Il celebre cantautore statunitense è stato l’oggetto del quinto seminario del ciclo “Giustizia e letteratura”, promosso dal Centro studi “Federico Stella” sulla giustizia penale e la politica criminale (Csgp). All’incontro, che si è tenuto giovedì 31 marzo, hanno partecipato Alessandro Carrera, direttore del programma di italiano all’università di Houston e traduttore del canzoniere dylaniano, Armando Spataro, procuratore aggiunto presso il Tribunale di Milano e Adolfo Ceretti, docente di Criminologia presso l’università Bicocca.



Il titolo della tavola rotonda, emblematico, ha tratto spunto proprio da una canzone del musicista: Per vivere fuori dalla legge bisogna essere onesti (Absolutely sweet Mary, 1966). Dylan è stato un leader dei movimenti pacifisti e dei movimenti per i diritti civili che hanno attraversato gli Stati Uniti negli anni ’60 e ‘70. I testi delle sue canzoni affrontano temi politici, sociali e filosofici, risentono di influenze letterarie e sfidano le convenzioni della musica pop, appellandosi alla controcultura del tempo. Nei suoi testi l’artista canta l’umanità negletta, la solidarietà tra e verso i deboli.

Ma in Dylan c’è anche l’esaltazione delle regole, di una giustizia che per il cantautore - come ha sottolineato il magistrato Armando Spataro - «non è difesa del potere, dei privilegi della casta, ma è uguaglianza di tutti i cittadini di fronte alla legge». Una riflessione importante quella che si è tenuta presso l’Università Cattolica di Milano, «soprattutto – continua Spataro - se tiene conto di ciò che sta accadendo negli ultimi tempi.
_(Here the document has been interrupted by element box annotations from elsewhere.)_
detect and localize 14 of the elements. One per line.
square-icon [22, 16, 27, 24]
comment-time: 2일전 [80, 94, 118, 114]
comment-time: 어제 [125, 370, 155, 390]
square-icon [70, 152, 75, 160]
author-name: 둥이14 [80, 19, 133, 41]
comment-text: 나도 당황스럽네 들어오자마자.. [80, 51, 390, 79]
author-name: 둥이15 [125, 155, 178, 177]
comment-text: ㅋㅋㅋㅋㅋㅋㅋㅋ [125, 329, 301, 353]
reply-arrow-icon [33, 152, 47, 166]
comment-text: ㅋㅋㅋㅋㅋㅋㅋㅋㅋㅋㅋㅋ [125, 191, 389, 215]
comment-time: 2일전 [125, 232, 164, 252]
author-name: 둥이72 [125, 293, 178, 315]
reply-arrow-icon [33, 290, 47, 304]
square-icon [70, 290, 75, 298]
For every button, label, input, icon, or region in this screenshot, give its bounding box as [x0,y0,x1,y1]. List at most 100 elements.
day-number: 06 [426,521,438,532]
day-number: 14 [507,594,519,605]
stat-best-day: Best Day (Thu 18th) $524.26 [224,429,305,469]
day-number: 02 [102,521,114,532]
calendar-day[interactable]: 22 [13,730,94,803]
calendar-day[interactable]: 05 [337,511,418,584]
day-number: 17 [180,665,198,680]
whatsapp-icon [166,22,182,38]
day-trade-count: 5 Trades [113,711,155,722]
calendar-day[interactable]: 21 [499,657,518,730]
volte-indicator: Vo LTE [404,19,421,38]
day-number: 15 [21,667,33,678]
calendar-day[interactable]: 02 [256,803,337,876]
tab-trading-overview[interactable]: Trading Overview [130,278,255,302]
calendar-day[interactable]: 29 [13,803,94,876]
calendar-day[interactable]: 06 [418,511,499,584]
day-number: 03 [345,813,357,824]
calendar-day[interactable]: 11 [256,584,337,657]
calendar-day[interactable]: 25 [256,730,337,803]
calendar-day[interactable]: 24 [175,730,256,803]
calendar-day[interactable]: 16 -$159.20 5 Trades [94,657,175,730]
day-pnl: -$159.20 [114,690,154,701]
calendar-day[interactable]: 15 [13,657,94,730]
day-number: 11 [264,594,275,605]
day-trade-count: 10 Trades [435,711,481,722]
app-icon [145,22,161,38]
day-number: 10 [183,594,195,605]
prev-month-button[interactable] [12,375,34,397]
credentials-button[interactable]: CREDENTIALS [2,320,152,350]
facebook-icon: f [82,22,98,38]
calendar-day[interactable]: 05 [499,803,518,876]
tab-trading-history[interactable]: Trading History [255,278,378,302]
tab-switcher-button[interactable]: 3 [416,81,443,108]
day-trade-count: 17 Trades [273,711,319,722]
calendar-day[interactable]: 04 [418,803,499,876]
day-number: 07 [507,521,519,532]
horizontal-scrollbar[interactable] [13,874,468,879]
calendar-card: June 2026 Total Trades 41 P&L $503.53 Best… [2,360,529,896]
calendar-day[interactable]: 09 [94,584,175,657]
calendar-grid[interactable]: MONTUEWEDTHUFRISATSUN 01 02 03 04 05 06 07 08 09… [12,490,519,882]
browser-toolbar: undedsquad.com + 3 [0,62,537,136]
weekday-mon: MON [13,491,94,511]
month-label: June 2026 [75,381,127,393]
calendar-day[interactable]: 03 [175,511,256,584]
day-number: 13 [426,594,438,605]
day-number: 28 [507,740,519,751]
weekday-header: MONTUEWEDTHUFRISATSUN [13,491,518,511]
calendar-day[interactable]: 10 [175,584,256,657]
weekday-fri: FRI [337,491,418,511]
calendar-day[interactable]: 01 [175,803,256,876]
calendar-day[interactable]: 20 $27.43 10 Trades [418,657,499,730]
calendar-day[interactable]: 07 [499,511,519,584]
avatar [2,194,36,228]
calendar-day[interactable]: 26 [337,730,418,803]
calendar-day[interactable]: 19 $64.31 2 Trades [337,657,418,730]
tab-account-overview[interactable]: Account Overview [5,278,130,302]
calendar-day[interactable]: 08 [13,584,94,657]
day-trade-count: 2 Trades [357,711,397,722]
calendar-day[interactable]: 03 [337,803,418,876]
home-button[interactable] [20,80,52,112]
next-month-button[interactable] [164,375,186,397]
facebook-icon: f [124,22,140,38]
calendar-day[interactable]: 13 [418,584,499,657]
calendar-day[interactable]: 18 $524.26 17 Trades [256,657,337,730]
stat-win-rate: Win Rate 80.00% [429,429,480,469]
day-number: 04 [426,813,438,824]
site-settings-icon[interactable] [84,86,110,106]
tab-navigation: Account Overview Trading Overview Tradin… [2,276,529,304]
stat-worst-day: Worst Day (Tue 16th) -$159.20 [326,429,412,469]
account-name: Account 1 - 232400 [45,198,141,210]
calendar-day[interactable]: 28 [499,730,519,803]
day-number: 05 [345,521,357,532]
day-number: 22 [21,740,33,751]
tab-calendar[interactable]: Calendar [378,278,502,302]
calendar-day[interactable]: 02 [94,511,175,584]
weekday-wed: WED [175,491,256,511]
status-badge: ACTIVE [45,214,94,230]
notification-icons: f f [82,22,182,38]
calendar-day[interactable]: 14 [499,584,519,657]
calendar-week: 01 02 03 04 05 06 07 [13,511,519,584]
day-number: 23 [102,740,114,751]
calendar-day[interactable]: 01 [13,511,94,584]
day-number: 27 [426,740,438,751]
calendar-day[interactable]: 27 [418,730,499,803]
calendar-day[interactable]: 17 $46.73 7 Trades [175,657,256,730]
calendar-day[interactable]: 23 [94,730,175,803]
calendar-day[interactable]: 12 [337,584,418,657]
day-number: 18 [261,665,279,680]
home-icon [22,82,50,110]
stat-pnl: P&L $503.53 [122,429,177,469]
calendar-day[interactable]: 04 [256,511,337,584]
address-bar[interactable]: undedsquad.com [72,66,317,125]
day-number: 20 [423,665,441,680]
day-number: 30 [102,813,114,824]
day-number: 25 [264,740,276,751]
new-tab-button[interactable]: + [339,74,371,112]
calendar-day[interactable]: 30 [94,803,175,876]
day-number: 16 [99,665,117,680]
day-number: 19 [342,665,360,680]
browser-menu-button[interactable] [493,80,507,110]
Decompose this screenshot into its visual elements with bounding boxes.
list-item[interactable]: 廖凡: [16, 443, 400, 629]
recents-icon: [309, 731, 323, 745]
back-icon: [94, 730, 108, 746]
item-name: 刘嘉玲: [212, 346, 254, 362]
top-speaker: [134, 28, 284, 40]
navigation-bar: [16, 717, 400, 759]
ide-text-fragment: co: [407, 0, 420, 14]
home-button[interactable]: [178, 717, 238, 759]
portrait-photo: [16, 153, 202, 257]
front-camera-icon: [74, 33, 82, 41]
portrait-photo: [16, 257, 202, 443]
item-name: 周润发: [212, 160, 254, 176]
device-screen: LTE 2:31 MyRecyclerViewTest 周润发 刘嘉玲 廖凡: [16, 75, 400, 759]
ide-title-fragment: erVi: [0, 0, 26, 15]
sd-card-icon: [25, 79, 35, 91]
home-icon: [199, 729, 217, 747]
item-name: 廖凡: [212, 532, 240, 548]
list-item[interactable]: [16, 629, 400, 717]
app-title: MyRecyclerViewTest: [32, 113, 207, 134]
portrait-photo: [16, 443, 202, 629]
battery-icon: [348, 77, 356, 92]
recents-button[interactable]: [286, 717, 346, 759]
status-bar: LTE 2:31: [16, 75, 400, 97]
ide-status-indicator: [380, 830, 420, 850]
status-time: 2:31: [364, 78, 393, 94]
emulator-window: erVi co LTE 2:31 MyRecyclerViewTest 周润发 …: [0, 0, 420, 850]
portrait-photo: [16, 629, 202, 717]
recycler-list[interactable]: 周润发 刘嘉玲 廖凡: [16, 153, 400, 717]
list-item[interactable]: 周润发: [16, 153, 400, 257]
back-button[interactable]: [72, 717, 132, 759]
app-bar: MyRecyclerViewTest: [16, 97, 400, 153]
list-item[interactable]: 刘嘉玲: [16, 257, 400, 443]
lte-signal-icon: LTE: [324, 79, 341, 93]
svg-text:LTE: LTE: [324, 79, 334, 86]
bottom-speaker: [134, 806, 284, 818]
Basta pensare ad esempio al trattamento riservato agli immigrati». È facile quando si detiene un potere così forte, come quello di giudicare le azioni delle persone, di perdere di vista il senso del proprio lavoro, di essere duri con i deboli e deboli con i potenti. Proprio per questo è importante ricordare la figura di Bob Dylan. Perché le melodie di quelle canzoni riescono a farci pensare. Riescono, cioè, a riportare quelle riflessioni che, altrimenti, rischiano di restare soltanto delle valutazioni filosofiche su un piano di umanità.

Ed è questo il senso con cui dobbiamo interpretare il monito contenuto nel brano del 1963, “The lonesome death of Hattie Carroll”, dove l’artista dice: «Oh, but you who philosophize disgrace and criticize all fears, Bury the rag deep in your face For now’s the time for your tears» / «Ma tu che filosofeggi sulle disgrazie e critichi tutte le paure, infila profondamente nella tua faccia quel cencio, perché ora è il tempo delle tue lacrime».

Sono canzoni che ci riportano con il pensiero alle parole dell’italiano Fabrizio De Andrè. Il suo ultimo singolo “Una storia sbagliata” (1980), racconta la periferia, la gente normale, il carcere, l’ingiustizia subita da quelle persone che non possono presentarsi in tribunale con un pool di avvocati, ma che sperano soltanto una cosa: che la legge li difenda. De Andrè, come Dylan, spesso attaccava i giudici. Li ridicolizzava, ma solo con un obiettivo, quello di svestirli dalla toga e farli essere di nuovo uomini.

Le canzoni dell’autore americano volevano svegliare le menti di quelle persone che, sedendo comodamente nel loro salotti, preferivano non vedere. Proprio per questi motivi nella sua celeberrima Blowing in the wind (1962), Dylan si domandava: How many times must a man look up before he can see the sky? Yes, how many ears must one man have before he can hear people cry?/ Per quanto tempo un uomo deve guardare in alto prima che riesca a vedere il cielo? E quanti orecchie deve avere un uomo prima che ascolti la gente piangere?

«The answer, my friend, is blowin' in the wind. The answer is blowin' in the wind».

La risposta, mio amico sta soffiando nel vento, la risposta sta soffiando nel vento.